Release Notes Release 0.7.0 (BETA)

Key Features and Enhancements

Added initial support for JAX framework.

Added Flax modules for LayerNorm, DenseGeneral, LayerNormDenseGeneral, LayerNormMLP, RelativePositionalEmbeddings, and TransformerLayer.

Added support for 1D tensor parallelism.

Optimized performance of FP8 training using spatial parallelism in pyTorch.

Optimized performance of casting to FP8 for small matrices.

Added support for FP8 execution on Ada architecture. This support requires CUDA 12.1 and cuBLAS 12.1.3 or later.

Changed the length of the amax history window in the default FP8 recipe to 1024, the value recommended for very large model training.

Fixed Issues in This Release

Fixed an issue where training with Transformer Engine left a zombie process running.

Fixed an issue where passing the return_bias argument overrode the value of the bias argument.

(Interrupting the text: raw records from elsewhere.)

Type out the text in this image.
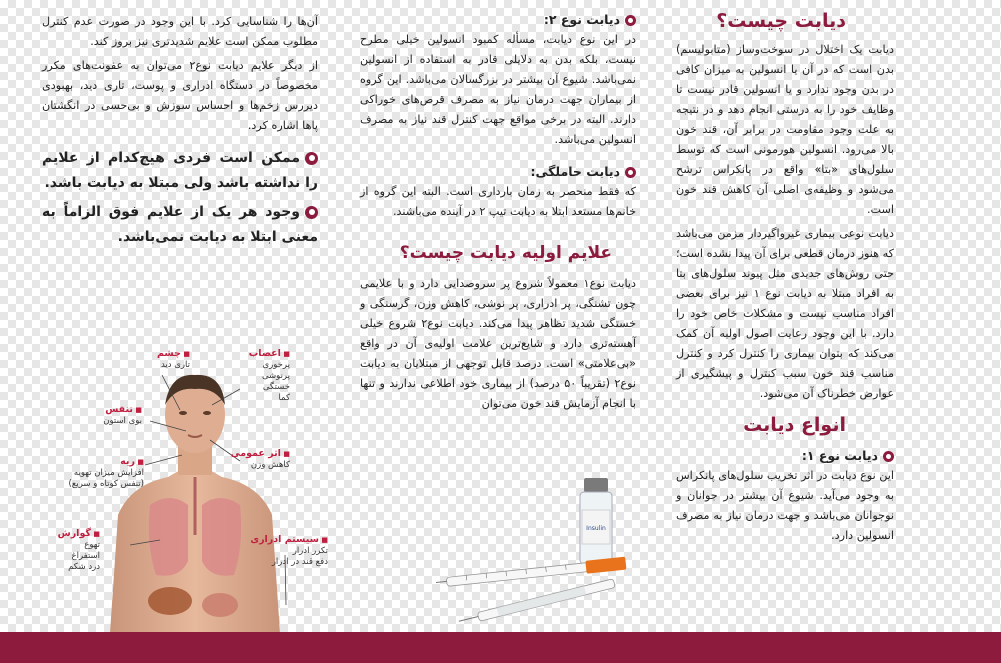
دیابت چیست؟

دیابت یک اختلال در سوخت‌وساز (متابولیسم) بدن است که در آن یا انسولین به میزان کافی در بدن وجود ندارد و یا انسولین قادر نیست تا وظایف خود را به درستی انجام دهد و در نتیجه به علت وجود مقاومت در برابر آن، قند خون بالا می‌رود. انسولین هورمونی است که توسط سلول‌های «بتا» واقع در پانکراس ترشح می‌شود و وظیفه‌ی اصلی آن کاهش قند خون است.

دیابت نوعی بیماری غیرواگیردار مزمن می‌باشد که هنوز درمان قطعی برای آن پیدا نشده است؛ حتی روش‌های جدیدی مثل پیوند سلول‌های بتا به افراد مبتلا به دیابت نوع ۱ نیز برای بعضی افراد مناسب نیست و مشکلات خاص خود را دارد. با این وجود رعایت اصول اولیه آن کمک می‌کند که بتوان بیماری را کنترل کرد و کنترل مناسب قند خون سبب کنترل و پیشگیری از عوارض خطرناک آن می‌شود.

انواع دیابت
دیابت نوع ۱:

این نوع دیابت در اثر تخریب سلول‌های پانکراس به وجود می‌آید. شیوع آن بیشتر در جوانان و نوجوانان می‌باشد و جهت درمان نیاز به مصرف انسولین دارد.

دیابت نوع ۲:

در این نوع دیابت، مسأله کمبود انسولین خیلی مطرح نیست، بلکه بدن به دلایلی قادر به استفاده از انسولین نمی‌باشد. شیوع آن بیشتر در بزرگسالان می‌باشد. این گروه از بیماران جهت درمان نیاز به مصرف قرص‌های خوراکی دارند. البته در برخی مواقع جهت کنترل قند نیاز به مصرف انسولین می‌باشد.

دیابت حاملگی:

که فقط منحصر به زمان بارداری است. البته این گروه از خانم‌ها مستعد ابتلا به دیابت تیپ ۲ در آینده می‌باشند.

علایم اولیه دیابت چیست؟

دیابت نوع۱ معمولاً شروع پر سروصدایی دارد و با علایمی چون تشنگی، پر ادراری، پر نوشی، کاهش وزن، گرسنگی و خستگی شدید تظاهر پیدا می‌کند. دیابت نوع۲ شروع خیلی آهسته‌تری دارد و شایع‌ترین علامت اولیه‌ی آن در واقع «بی‌علامتی» است. درصد قابل توجهی از مبتلایان به دیابت نوع۲ (تقریباً ۵۰ درصد) از بیماری خود اطلاعی ندارند و تنها با انجام آزمایش قند خون می‌توان

آن‌ها را شناسایی کرد. با این وجود در صورت عدم کنترل مطلوب ممکن است علایم شدیدتری نیز بروز کند.

از دیگر علایم دیابت نوع۲ می‌توان به عفونت‌های مکرر مخصوصاً در دستگاه ادراری و پوست، تاری دید، بهبودی دیررس زخم‌ها و احساس سوزش و بی‌حسی در انگشتان پاها اشاره کرد.

ممکن است فردی هیچ‌کدام از علایم را نداشته باشد ولی مبتلا به دیابت باشد.
وجود هر یک از علایم فوق الزاماً به معنی ابتلا به دیابت نمی‌باشد.
■ چشم
تاری دید
■ اعصاب
پرخوری
پرنوشی
خستگی
کما
■ تنفس
بوی استون
■ اثر عمومی
کاهش وزن
■ ریه
افزایش میزان تهویه
(تنفس کوتاه و سریع)
■ گوارش
تهوع
استفراغ
درد شکم
■ سیستم ادراری
تکرر ادرار
دفع قند در ادرار
Insulin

Fixed an issue where in some cases Flash Attention was erroneously launched using an unsupported configuration on Ada architecture.

Known Issues in This Release

There are no known issues in this release.

Breaking Changes in This Release

There are no breaking changes in this release.

Deprecated Features

The TransformerLayer arguments attention_softmax_in_fp32 and apply_query_key_layer_scaling are deprecated, and will be removed in a future release. The default behavior is as if those arguments were set to True.